“There,” he said, holding out both hands, “have I punished you enough, my fiery flamingo? Did you think I could not see that you were following my canoe all the time? But for that I should have been in the fort long ago; why, child, had it not been for my seeming wrath, you would have killed that silly girl yonder, and that would have set every patriot in the valley on your track.”

She stood looking at him, the haughtiness dropped away from her figure, and her lips began to tremble.

“Tahmeroo’s heart is like a white flower on the rocks; it opens to the rain, but folds itself close when thunder comes,” she said at last. “Speak again, that she may know how to answer.”

He knew that she was trembling from head to foot; that a passionate outbreak of forgiveness lay under those figurative words.

“What shall I say, Tahmeroo?—what is there to explain, where two people love each other as we do?”

She gave him her hand then—she gathered both his against her heart, that he might feel how loudly it was beating.

Butler cast a triumphant look on Jane. It pleased him that she witnessed the passionate love, the ready forgiveness, of that spirited young creature.
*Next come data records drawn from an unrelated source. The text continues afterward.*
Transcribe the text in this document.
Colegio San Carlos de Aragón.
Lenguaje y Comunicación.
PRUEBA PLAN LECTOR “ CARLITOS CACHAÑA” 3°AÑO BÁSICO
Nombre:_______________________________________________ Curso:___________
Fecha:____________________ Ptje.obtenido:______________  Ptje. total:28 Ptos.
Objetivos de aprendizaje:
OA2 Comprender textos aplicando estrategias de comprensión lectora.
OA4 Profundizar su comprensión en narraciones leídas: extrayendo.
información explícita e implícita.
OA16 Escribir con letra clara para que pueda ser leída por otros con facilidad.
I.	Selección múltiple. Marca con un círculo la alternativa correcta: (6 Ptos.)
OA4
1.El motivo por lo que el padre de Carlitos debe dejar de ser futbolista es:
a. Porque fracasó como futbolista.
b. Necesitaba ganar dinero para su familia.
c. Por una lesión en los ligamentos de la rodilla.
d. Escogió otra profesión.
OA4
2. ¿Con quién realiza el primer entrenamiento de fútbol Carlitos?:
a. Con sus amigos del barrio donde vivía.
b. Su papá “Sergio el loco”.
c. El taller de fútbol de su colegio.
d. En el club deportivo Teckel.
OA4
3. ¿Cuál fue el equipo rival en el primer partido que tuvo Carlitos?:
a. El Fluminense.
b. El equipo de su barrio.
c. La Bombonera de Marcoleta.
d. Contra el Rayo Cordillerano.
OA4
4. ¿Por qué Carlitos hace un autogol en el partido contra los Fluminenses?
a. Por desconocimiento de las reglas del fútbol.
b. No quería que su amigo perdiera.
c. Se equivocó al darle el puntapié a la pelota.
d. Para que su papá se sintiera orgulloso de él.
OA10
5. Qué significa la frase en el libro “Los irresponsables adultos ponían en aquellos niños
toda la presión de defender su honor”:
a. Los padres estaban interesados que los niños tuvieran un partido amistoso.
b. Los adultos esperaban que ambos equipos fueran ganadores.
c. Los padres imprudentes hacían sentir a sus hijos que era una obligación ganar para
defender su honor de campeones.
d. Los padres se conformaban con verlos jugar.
“Did you think, sir,” he said, leading his bride up to the missionary, “that any man could earnestly seek another while a being like this belonged to him?”

Poor Jane, she was no match for the audacity of this man, but fairly burst into tears of mortified vanity. It was a salutary lesson, which no one wished to render less impressive than it proved.

Tahmeroo stood by her husband in silence. All her sensitive modesty had returned, and she was restless, like a wild bird eager to get back to its cage.